Игонин вытащил из кармана трубку.
— Однако ошибся я в себе. В одну ночь убег в Россию, не простился с женой, сыном. Земляк беглый забрел и самустил. Три года я до него слова русского не слыхал.
Хромыкин заскрипел зубами.
— Ты, дорогой товарищ Игонин, объясни Ивану Федорычу про свои немецкие манишки-галстучки.
Хромыкин повернулся к Безуглому.
— Он у нас, Иван Федорыч, совсем было склонился к буржуазному классу. Мы его всей ячейкой брали в работу, сдергивали с него немецкую сбрую.
Улитин сплюнул сквозь зубы и сказал:
— Хромыкин у нас хоть и в коммунистах ходит, а в политике, можно сказать, зеленого от желтого не отличает.
Обида затрясла у Хромыкина нижнюю челюсть.
— Я, гражданин Улитин, твою хромоту на правую ножку давно заприметил, хоть ты и первый книжник. Растолкуй мне, неграмотному партейцу, какая у человека политика получается, если он в своем одноличном хозяйстве начинает водопроводы налаживать, сортирчики утеплять.
Безуглый взял Хромыкина за плечи, усадил его на скамью.
— Товарищи, давайте условимся не прерывать Фому Ивановича.
Игонин точно не слышал нападок Хромыкина. Он сидел спокойно, подперев голову. Голос у него был ровный. Лицо неподвижно. Глаза, как у слепого, бесстрастны. Игонин напомнил Безуглому слепца-сказочника Гаврилу. Он его видел и слушал в двадцать первом году, на пасеке у Андрона. Гаврила был родным дедом Игонина. В сумерках внук показался Безуглому обритым стариком…
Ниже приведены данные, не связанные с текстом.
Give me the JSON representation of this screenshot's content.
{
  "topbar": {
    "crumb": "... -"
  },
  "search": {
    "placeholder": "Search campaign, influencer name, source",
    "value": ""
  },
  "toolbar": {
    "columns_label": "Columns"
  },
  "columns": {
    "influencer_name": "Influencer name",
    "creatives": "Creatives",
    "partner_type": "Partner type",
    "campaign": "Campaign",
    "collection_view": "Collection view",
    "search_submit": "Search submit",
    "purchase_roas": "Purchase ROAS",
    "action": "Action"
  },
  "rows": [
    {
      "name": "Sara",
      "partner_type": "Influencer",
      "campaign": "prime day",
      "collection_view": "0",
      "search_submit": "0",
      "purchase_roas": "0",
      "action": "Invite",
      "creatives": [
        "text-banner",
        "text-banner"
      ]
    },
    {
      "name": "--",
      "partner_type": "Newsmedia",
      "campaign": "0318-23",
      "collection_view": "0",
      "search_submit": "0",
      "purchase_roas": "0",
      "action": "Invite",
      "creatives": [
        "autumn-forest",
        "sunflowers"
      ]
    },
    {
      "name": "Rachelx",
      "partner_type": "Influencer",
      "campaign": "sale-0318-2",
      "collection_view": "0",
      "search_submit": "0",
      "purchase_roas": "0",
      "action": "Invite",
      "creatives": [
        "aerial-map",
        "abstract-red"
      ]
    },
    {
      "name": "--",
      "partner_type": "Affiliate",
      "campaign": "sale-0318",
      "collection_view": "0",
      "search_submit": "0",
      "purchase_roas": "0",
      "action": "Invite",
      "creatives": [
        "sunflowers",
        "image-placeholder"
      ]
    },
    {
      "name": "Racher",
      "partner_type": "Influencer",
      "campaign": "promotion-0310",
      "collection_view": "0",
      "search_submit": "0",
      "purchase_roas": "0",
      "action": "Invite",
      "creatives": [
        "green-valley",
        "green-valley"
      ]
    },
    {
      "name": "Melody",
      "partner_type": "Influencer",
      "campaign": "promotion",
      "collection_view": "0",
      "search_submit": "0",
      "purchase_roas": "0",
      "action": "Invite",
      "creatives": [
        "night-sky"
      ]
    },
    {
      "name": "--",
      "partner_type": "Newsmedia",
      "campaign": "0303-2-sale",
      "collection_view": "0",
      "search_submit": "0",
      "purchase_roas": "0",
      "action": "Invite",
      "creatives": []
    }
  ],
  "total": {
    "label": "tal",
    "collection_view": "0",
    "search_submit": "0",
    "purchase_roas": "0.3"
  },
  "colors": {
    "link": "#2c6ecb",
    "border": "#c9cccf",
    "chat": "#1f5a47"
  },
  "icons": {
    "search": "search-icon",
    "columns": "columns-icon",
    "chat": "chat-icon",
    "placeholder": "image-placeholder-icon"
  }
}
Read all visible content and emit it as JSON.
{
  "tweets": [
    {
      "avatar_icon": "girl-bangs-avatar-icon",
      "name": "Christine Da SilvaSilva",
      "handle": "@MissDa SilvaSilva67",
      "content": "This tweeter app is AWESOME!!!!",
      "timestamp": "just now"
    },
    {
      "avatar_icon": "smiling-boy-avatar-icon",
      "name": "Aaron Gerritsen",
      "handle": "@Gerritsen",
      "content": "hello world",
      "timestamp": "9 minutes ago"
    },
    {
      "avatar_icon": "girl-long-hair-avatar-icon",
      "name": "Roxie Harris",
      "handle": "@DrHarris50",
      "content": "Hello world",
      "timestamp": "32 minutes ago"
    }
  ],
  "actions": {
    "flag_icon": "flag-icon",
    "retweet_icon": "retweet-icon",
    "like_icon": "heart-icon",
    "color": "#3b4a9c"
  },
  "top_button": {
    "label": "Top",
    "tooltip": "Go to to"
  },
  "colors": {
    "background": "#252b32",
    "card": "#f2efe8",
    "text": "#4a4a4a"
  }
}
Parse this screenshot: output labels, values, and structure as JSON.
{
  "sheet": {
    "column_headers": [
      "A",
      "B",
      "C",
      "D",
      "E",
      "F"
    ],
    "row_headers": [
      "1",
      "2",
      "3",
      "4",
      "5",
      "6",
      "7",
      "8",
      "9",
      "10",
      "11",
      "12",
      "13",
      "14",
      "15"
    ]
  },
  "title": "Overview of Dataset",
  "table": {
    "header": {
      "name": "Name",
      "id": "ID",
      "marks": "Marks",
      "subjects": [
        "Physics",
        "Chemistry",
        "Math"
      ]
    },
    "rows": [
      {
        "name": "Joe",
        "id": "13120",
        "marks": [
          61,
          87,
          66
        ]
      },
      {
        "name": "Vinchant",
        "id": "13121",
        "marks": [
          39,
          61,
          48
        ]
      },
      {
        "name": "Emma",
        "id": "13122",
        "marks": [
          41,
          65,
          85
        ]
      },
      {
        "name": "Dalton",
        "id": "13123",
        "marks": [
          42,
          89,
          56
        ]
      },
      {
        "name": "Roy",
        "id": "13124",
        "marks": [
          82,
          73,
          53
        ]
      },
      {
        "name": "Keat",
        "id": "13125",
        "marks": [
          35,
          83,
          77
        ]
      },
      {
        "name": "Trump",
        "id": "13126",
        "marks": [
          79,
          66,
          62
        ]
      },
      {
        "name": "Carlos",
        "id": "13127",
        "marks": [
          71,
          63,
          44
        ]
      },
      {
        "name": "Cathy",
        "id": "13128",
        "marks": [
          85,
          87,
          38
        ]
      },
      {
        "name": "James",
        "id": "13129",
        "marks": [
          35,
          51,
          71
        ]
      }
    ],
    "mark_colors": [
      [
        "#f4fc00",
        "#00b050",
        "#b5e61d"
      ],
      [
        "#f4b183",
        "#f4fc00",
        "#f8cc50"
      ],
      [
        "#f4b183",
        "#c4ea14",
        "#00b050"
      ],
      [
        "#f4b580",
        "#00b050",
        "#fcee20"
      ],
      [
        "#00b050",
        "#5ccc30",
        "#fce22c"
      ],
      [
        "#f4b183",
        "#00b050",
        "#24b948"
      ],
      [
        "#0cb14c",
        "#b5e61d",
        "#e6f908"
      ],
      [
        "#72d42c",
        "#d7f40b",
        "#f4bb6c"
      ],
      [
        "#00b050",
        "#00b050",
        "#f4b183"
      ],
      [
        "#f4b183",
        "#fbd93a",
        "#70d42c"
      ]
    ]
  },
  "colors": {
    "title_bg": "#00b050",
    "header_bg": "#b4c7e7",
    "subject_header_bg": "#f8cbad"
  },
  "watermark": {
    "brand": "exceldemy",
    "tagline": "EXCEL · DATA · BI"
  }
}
Игонин набил свою большую трубку.
— Судьба у меня на женщин обширная, Иван Федорович. Жалею, не вел я дневника.
Трубка вспыхнула и задымилась у него в зубах.
— Доскажу, что помню. Обернулся я, значит, в Питер. Дурь женская из головы у меня не выходит. Приглядел одну, дознался — настоящая столбовая графиня. Свела меня с ней старуха, бывшая ее стряпка. Насильничать я не любитель, купил ее за два пуда ржаной муки и фунт сала свиного. Выдача пайковая ей была легкая, как нетрудовому элементу, на день осьмушка семечек подсолнечных. Взошел я в графскую спальную. На полочках безделушки, недотрожки. Постеля — узоры, цветочки, кружева. Взял я свою графиню за белы рученьки, повалил на подушки. Сапоги из озорства не снял. Простыни, одеяло вывозил дегтем и грязью, ровно по ним мужик на телеге проехал. Не поглянулась мне графиня.
Встал я с постели в сердцах, плюнул и матерное выражение сказал. А на Невский вышел между тем в большой гордости. Революция, думаю, она нам, солдатам, ласковая мамка. Мужик ведь я и поимел такое счастье с большой дворянкой, как своей бабой распорядиться. На проспекте никому не даю дороги. Наступаю на ноги ученому лицу в очках. Спихиваю с панели барыню с радикюлем. Опять припоминаю, что Наполеон через революцию пришел, из простых выслужился. Может быть, думаю, она, и наша-то, для того случилась, чтобы мне, сибирскому солдату, весь мир под свои руки положить.
Улитин хихикнул, закрыл рукой щербатый рот. Игонин кулаком стукнул себя по колену.
— Ничего смешного в своих словах не усматриваю, Касьян Сергеевич. Наполеоном, может, и ты имел намеренье сделаться и многие другие. Один только вот за всех вас нашелся рассказчик.